How Ψ-Bench is built
Ψ-Bench is built around three real-world persuasive dialogue scenarios that test different forms of influence. In Viewpoint Debate, the model tries to change a client’s opinion using data derived from Webis-CMV-20 and the Change My View subreddit, including the CMV delta mechanism as evidence of successful persuasion in human discussions. In Psychological Consultation, the model acts in a counseling-like setting using CounselBench, where the target is a more constructive mindset and the task requires empathy, sensitivity, and professional competence. In Everyday Request, the model attempts to persuade a client to take a helpful action in daily-life situations, with requests synthesized across 20 everyday categories and filtered for validity and specificity. Across these settings, the benchmark pairs queries with persona profiles adapted from PersonaMem-v2 or reconstructed from user statistics such as browsing frequencies and LIWC linguistic features, while keeping those profiles hidden from the tested persuader during standard evaluation.

How they score persuasion
The paper evaluates persuasive dialogue with LLM-as-a-judge metrics designed to be grounded in client-specific evidence rather than only generic fluency. Ψ-Bench uses three 9-point metrics scored by DeepSeek-v3.2: Conversation Quality, Personalize Response Level, and Persuasion Effect. Conversation Quality measures whether the interaction is coherent and reasonable, Personalize measures whether the response is tailored to the particular client, and Effect measures the degree of influence on the client’s opinion or behavior. The authors validate parts of the evaluation by comparing judge scores against real-world annotations, including CMV delta labels for viewpoint change and expert ratings in CounselBench for consultation quality. The paper reports strong alignment in key cases, including high ROC-AUC for Debate Effect and Consultation Quality, supporting the use of the judge framework for scalable persona-sensitive persuasion assessment.

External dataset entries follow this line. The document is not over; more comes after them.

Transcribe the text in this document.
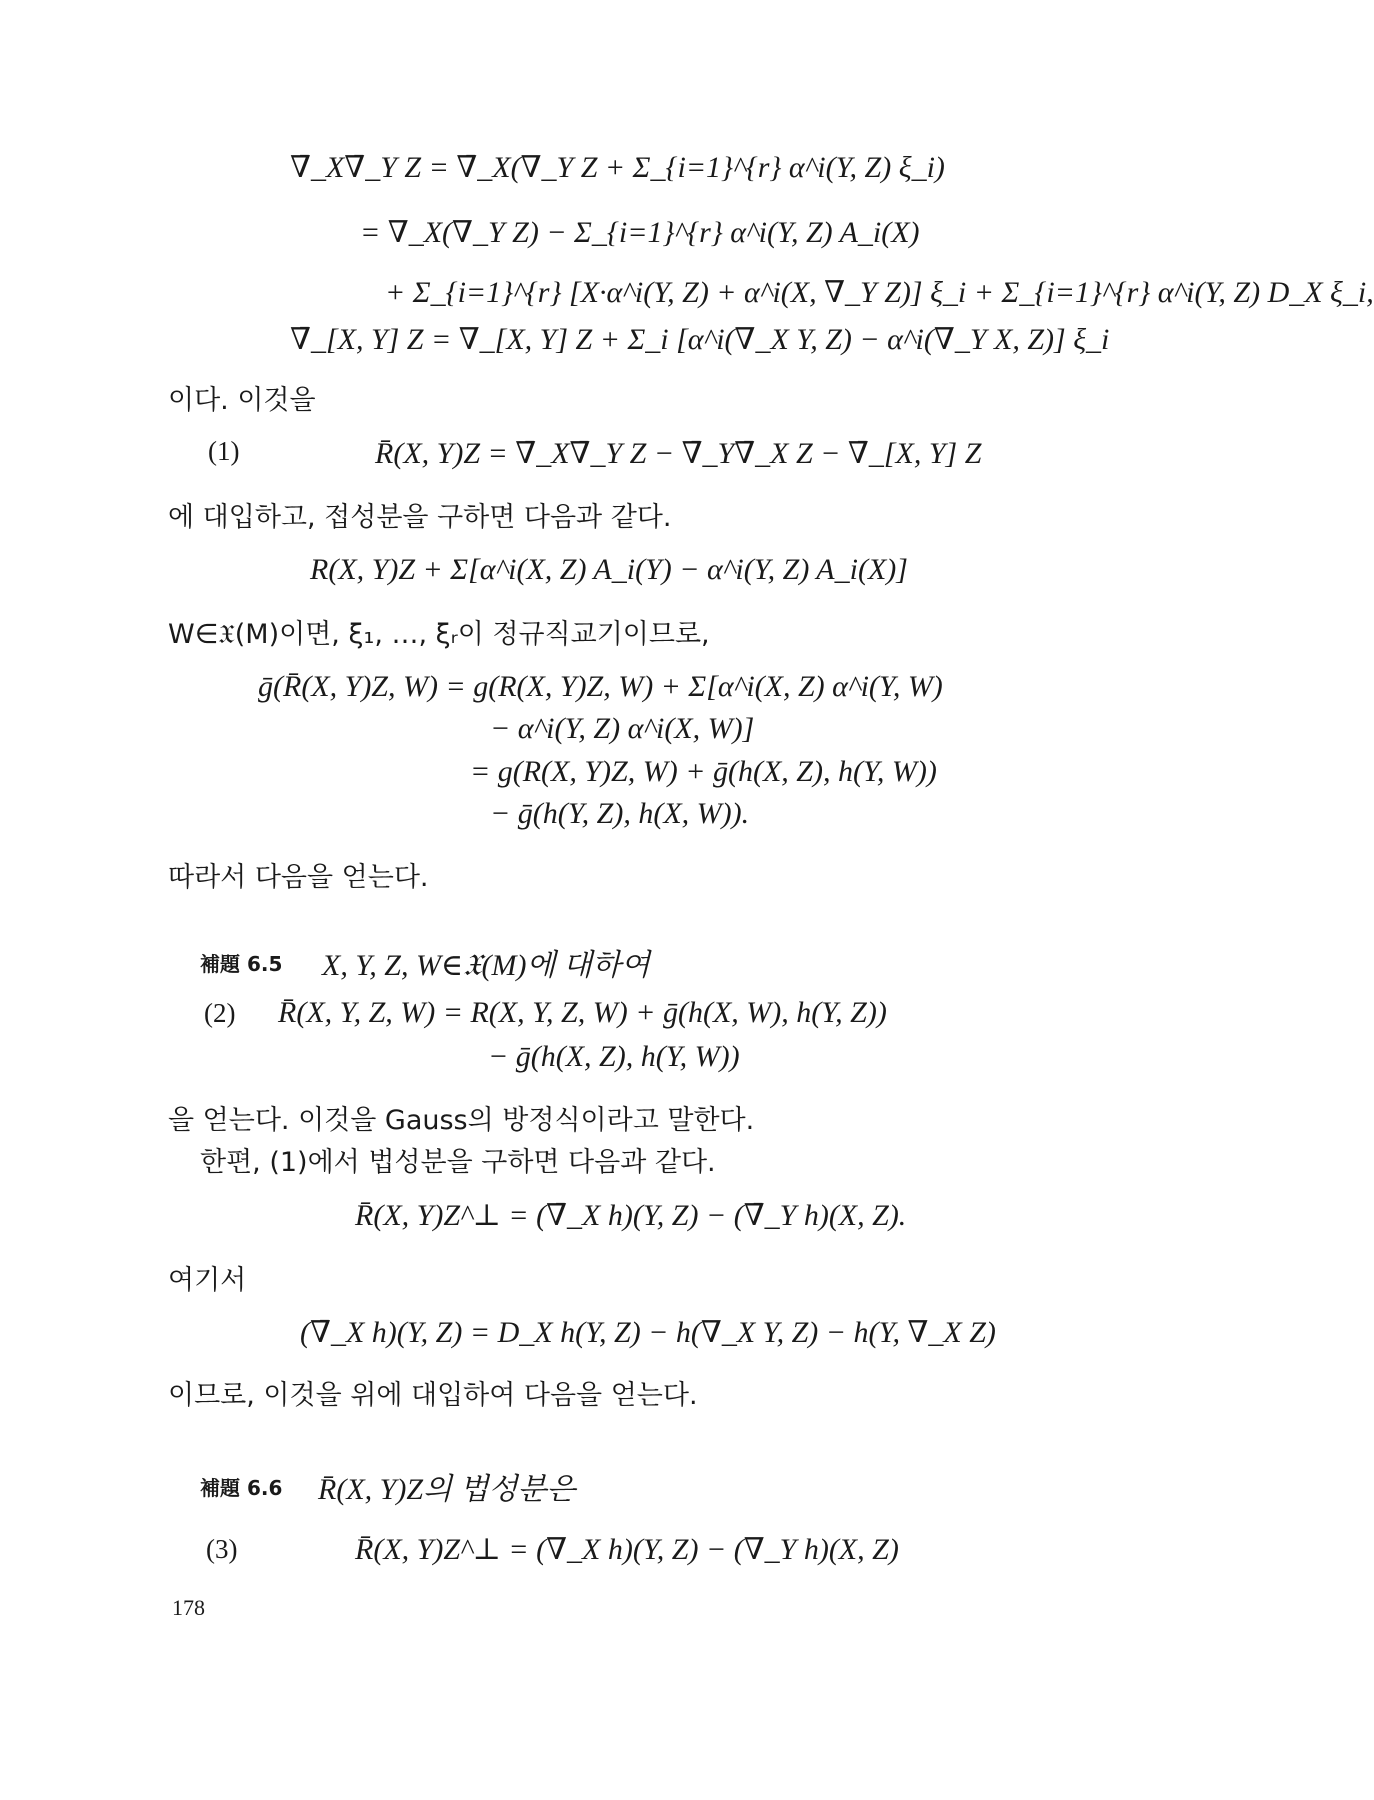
∇̄_X∇̄_Y Z = ∇̄_X(∇_Y Z + Σ_{i=1}^{r} α^i(Y, Z) ξ_i)
= ∇_X(∇_Y Z) − Σ_{i=1}^{r} α^i(Y, Z) A_i(X)
+ Σ_{i=1}^{r} [X·α^i(Y, Z) + α^i(X, ∇_Y Z)] ξ_i + Σ_{i=1}^{r} α^i(Y, Z) D_X ξ_i,
∇̄_[X, Y] Z = ∇_[X, Y] Z + Σ_i [α^i(∇_X Y, Z) − α^i(∇_Y X, Z)] ξ_i
이다. 이것을
(1)	R̄(X, Y)Z = ∇̄_X∇̄_Y Z − ∇̄_Y∇̄_X Z − ∇̄_[X, Y] Z
에 대입하고, 접성분을 구하면 다음과 같다.
R(X, Y)Z + Σ[α^i(X, Z) A_i(Y) − α^i(Y, Z) A_i(X)]
W∈𝔛(M)이면, ξ₁, …, ξᵣ이 정규직교기이므로,
ḡ(R̄(X, Y)Z, W) = g(R(X, Y)Z, W) + Σ[α^i(X, Z) α^i(Y, W)
− α^i(Y, Z) α^i(X, W)]
= g(R(X, Y)Z, W) + ḡ(h(X, Z), h(Y, W))
− ḡ(h(Y, Z), h(X, W)).
따라서 다음을 얻는다.
補題 6.5 X, Y, Z, W∈𝔛(M)에 대하여
(2) R̄(X, Y, Z, W) = R(X, Y, Z, W) + ḡ(h(X, W), h(Y, Z))
− ḡ(h(X, Z), h(Y, W))
을 얻는다. 이것을 Gauss의 방정식이라고 말한다.
한편, (1)에서 법성분을 구하면 다음과 같다.
R̄(X, Y)Z^⊥ = (∇̄_X h)(Y, Z) − (∇̄_Y h)(X, Z).
여기서
(∇̄_X h)(Y, Z) = D_X h(Y, Z) − h(∇_X Y, Z) − h(Y, ∇_X Z)
이므로, 이것을 위에 대입하여 다음을 얻는다.
補題 6.6 R̄(X, Y)Z의 법성분은
(3)	R̄(X, Y)Z^⊥ = (∇_X h)(Y, Z) − (∇_Y h)(X, Z)
178
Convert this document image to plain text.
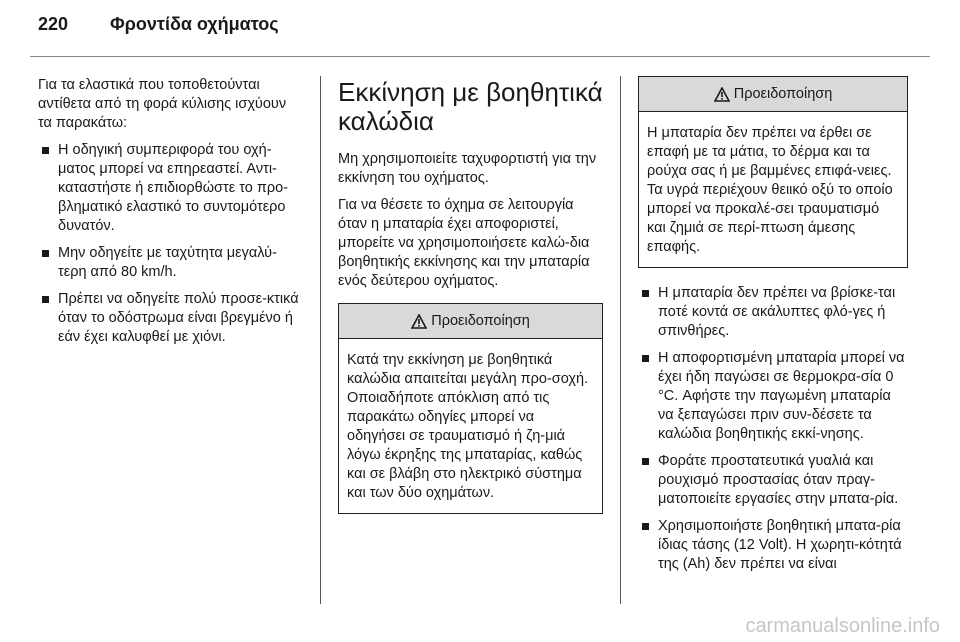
220	Φροντίδα οχήματος

Για τα ελαστικά που τοποθετούνται αντίθετα από τη φορά κύλισης ισχύουν τα παρακάτω:

Η οδηγική συμπεριφορά του οχή-ματος μπορεί να επηρεαστεί. Αντι-καταστήστε ή επιδιορθώστε το προ-βληματικό ελαστικό το συντομότερο δυνατόν.
Μην οδηγείτε με ταχύτητα μεγαλύ-τερη από 80 km/h.
Πρέπει να οδηγείτε πολύ προσε-κτικά όταν το οδόστρωμα είναι βρεγμένο ή εάν έχει καλυφθεί με χιόνι.
Εκκίνηση με βοηθητικά καλώδια

Μη χρησιμοποιείτε ταχυφορτιστή για την εκκίνηση του οχήματος.

Για να θέσετε το όχημα σε λειτουργία όταν η μπαταρία έχει αποφοριστεί, μπορείτε να χρησιμοποιήσετε καλώ-δια βοηθητικής εκκίνησης και την μπαταρία ενός δεύτερου οχήματος.

Προειδοποίηση
Κατά την εκκίνηση με βοηθητικά καλώδια απαιτείται μεγάλη προ-σοχή. Οποιαδήποτε απόκλιση από τις παρακάτω οδηγίες μπορεί να οδηγήσει σε τραυματισμό ή ζη-μιά λόγω έκρηξης της μπαταρίας, καθώς και σε βλάβη στο ηλεκτρικό σύστημα και των δύο οχημάτων.
Προειδοποίηση
Η μπαταρία δεν πρέπει να έρθει σε επαφή με τα μάτια, το δέρμα και τα ρούχα σας ή με βαμμένες επιφά-νειες. Τα υγρά περιέχουν θειικό οξύ το οποίο μπορεί να προκαλέ-σει τραυματισμό και ζημιά σε περί-πτωση άμεσης επαφής.
Η μπαταρία δεν πρέπει να βρίσκε-ται ποτέ κοντά σε ακάλυπτες φλό-γες ή σπινθήρες.
Η αποφορτισμένη μπαταρία μπορεί να έχει ήδη παγώσει σε θερμοκρα-σία 0 °C. Αφήστε την παγωμένη μπαταρία να ξεπαγώσει πριν συν-δέσετε τα καλώδια βοηθητικής εκκί-νησης.
Φοράτε προστατευτικά γυαλιά και ρουχισμό προστασίας όταν πραγ-ματοποιείτε εργασίες στην μπατα-ρία.
Χρησιμοποιήστε βοηθητική μπατα-ρία ίδιας τάσης (12 Volt). Η χωρητι-κότητά της (Ah) δεν πρέπει να είναι
carmanualsonline.info
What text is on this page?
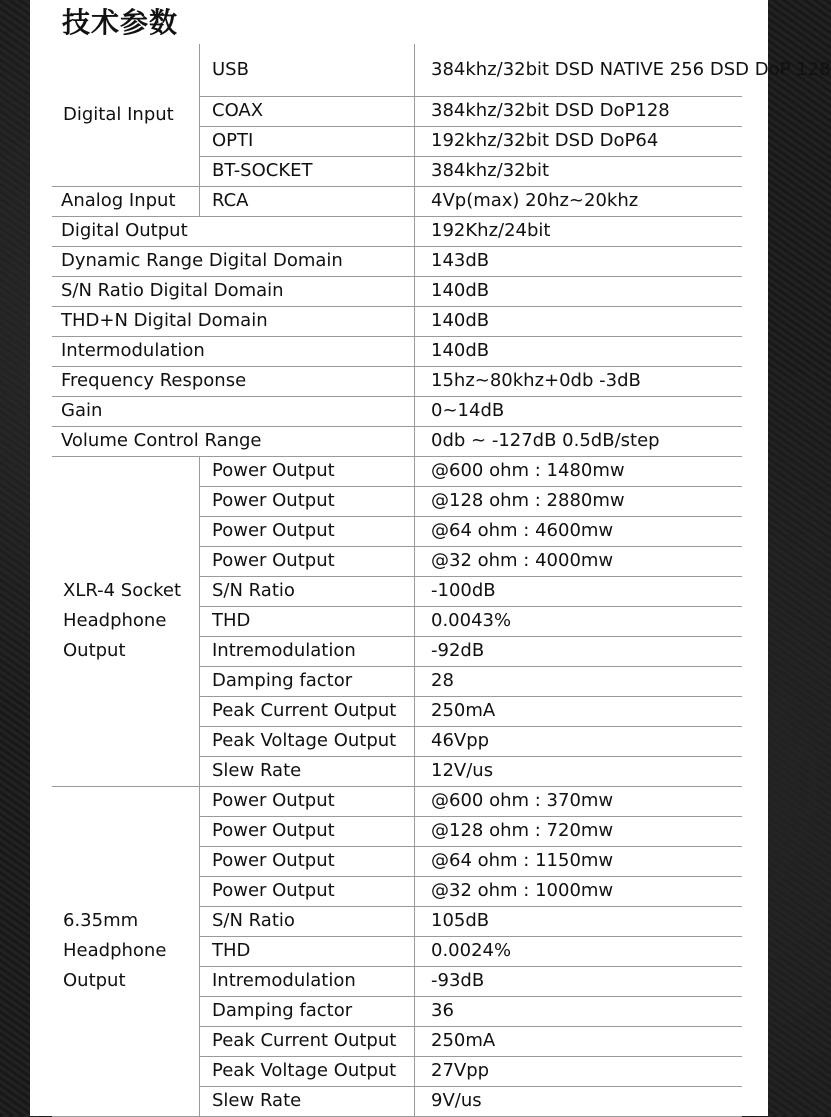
技术参数
Digital Input	USB	384khz/32bit DSD NATIVE 256 DSD DoP 128
	COAX	384khz/32bit DSD DoP128
	OPTI	192khz/32bit DSD DoP64
	BT-SOCKET	384khz/32bit
Analog Input	RCA	4Vp(max) 20hz~20khz
Digital Output		192Khz/24bit
Dynamic Range Digital Domain		143dB
S/N Ratio Digital Domain		140dB
THD+N Digital Domain		140dB
Intermodulation		140dB
Frequency Response		15hz~80khz+0db -3dB
Gain		0~14dB
Volume Control Range		0db ~ -127dB 0.5dB/step
XLR-4 Socket Headphone Output	Power Output	@600 ohm : 1480mw
	Power Output	@128 ohm : 2880mw
	Power Output	@64 ohm : 4600mw
	Power Output	@32 ohm : 4000mw
	S/N Ratio	-100dB
	THD	0.0043%
	Intremodulation	-92dB
	Damping factor	28
	Peak Current Output	250mA
	Peak Voltage Output	46Vpp
	Slew Rate	12V/us
6.35mm Headphone Output	Power Output	@600 ohm : 370mw
	Power Output	@128 ohm : 720mw
	Power Output	@64 ohm : 1150mw
	Power Output	@32 ohm : 1000mw
	S/N Ratio	105dB
	THD	0.0024%
	Intremodulation	-93dB
	Damping factor	36
	Peak Current Output	250mA
	Peak Voltage Output	27Vpp
	Slew Rate	9V/us
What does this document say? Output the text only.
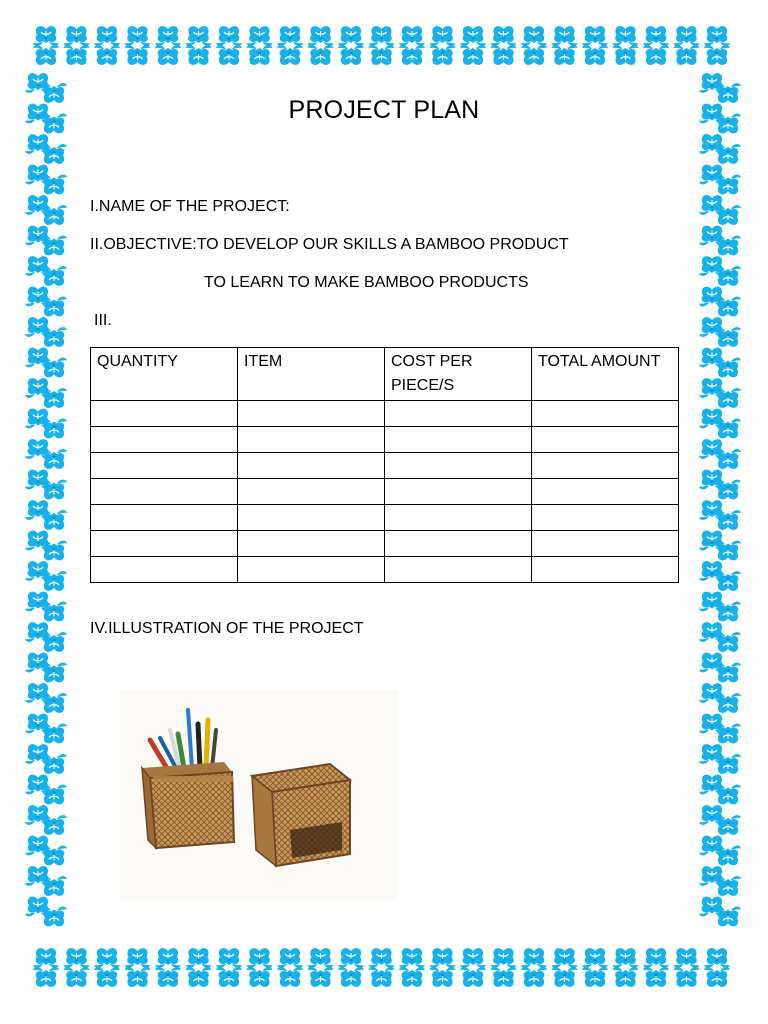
PROJECT PLAN
I.NAME OF THE PROJECT:
II.OBJECTIVE:TO DEVELOP OUR SKILLS A BAMBOO PRODUCT
TO LEARN TO MAKE BAMBOO PRODUCTS
III.
QUANTITY	ITEM	COST PER PIECE/S	TOTAL AMOUNT

IV.ILLUSTRATION OF THE PROJECT
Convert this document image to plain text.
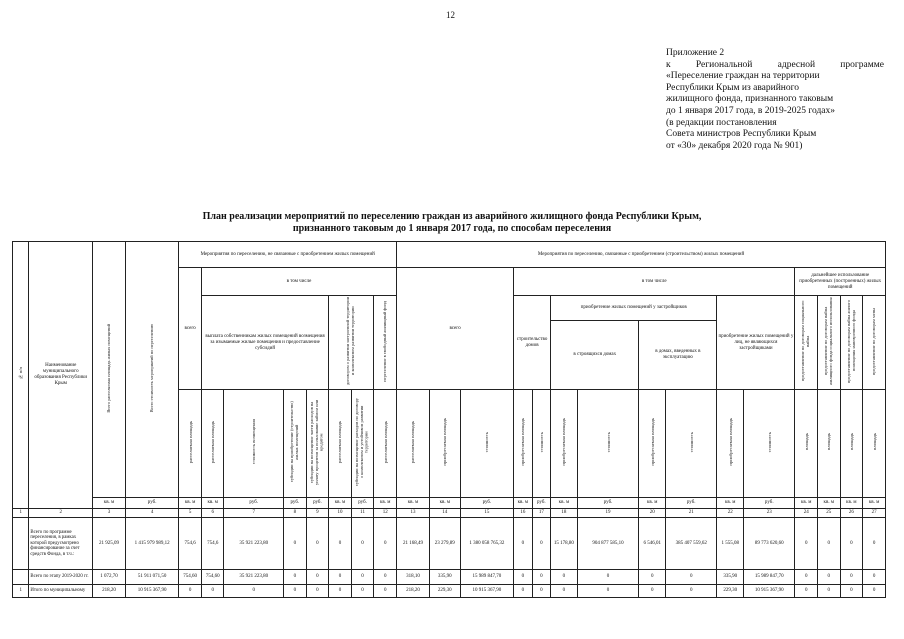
12
Приложение 2
к	Региональной	адресной	программе
«Переселение граждан на территории
Республики Крым из аварийного
жилищного фонда, признанного таковым
до 1 января 2017 года, в 2019-2025 годах»
(в редакции постановления
Совета министров Республики Крым
от «30» декабря 2020 года № 901)
План реализации мероприятий по переселению граждан из аварийного жилищного фонда Республики Крым,
признанного таковым до 1 января 2017 года, по способам переселения
№ п/п	Наименование муниципального образования Республики Крым	Всего расселяемая площадь жилых помещений	Всего стоимость мероприятий по переселению	Мероприятия по переселению, не связанные с приобретением жилых помещений								Мероприятия по переселению, связанные с приобретением (строительством) жилых помещений														
				всего	в том числе							всего			в том числе								дальнейшее использование приобретенных (построенных) жилых помещений			
					выплата собственникам жилых помещений возмещения за изымаемые жилые помещения и предоставление субсидий				договором о развитии застроенной территории и комплексном развитии территории		переселение в свободный жилищный фонд				строительство домов		приобретение жилых помещений у застройщиков				приобретение жилых помещений у лиц, не являющихся застройщиками		предоставление по договорам социального найма	предоставление по договорам найма жилищного фонда социального использования	предоставление по договорам найма жилого помещения маневренного фонда	предоставление по договорам мены
																	в строящихся домах		в домах, введенных в эксплуатацию							
				расселяемая площадь	расселяемая площадь	стоимость возмещения	субсидии на приобретение (строительство) жилых помещений	субсидии на возмещение части расходов на уплату процентов за пользование займом или кредитом	расселяемая площадь	субсидии на возмещение расходов по договору о комплексном и устойчивом развитии территории	расселяемая площадь	расселяемая площадь	приобретаемая площадь	стоимость	приобретаемая площадь	стоимость	приобретаемая площадь	стоимость	приобретаемая площадь	стоимость	приобретаемая площадь	стоимость	площадь	площадь	площадь	площадь
		кв. м	руб.	кв. м	кв. м	руб.	руб.	руб.	кв. м	руб.	кв. м	кв. м	кв. м	руб.	кв. м	руб.	кв. м	руб.	кв. м	руб.	кв. м	руб.	кв. м	кв. м	кв. м	кв. м
1	2	3	4	5	6	7	8	9	10	11	12	13	14	15	16	17	18	19	20	21	22	23	24	25	26	27
	Всего по программе переселения, в рамках которой предусмотрено финансирование за счет средств Фонда, в т.ч.:	21 925,09	1 415 979 989,12	754,6	754,6	35 921 223,80	0	0	0	0	0	21 168,49	23 279,89	1 380 058 765,32	0	0	15 178,80	904 877 585,10	6 546,01	385 407 559,62	1 555,08	89 773 620,60	0	0	0	0
	Всего по этапу 2019-2020 гг.	1 072,70	51 911 071,50	754,60	754,60	35 921 223,80	0	0	0	0	0	318,10	335,90	15 989 847,70	0	0	0	0	0	0	335,90	15 989 847,70	0	0	0	0
1	Итого по муниципальному	218,20	10 915 367,90	0	0	0	0	0	0	0	0	218,20	229,30	10 915 367,90	0	0	0	0	0	0	229,30	10 915 367,90	0	0	0	0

The punchline: personalization matters
The main experimental finding is that current frontier LLMs can usually produce plausible persuasive dialogue but still struggle to reliably persuade profile-grounded clients. The paper evaluates 10 frontier LLMs and reports that even state-of-the-art models such as GPT-5.1 achieve less than 67% of the full score, indicating substantial headroom in persona-sensitive influencing. A central result is that giving models access to client profiles improves performance for all evaluated models, with an average gain of 18.24%, which directly supports the paper’s claim that user-specific information is crucial for effective persuasion. The authors also train an RL-based profile analyzer to infer client profiles from conversation, improving persuasion in the more realistic profile-hidden setting. The broader implication is that future personalized agents will need better profile modeling, adaptive strategy planning, and evaluation methods that distinguish sounding persuasive from persuading a particular person responsibly and effectively.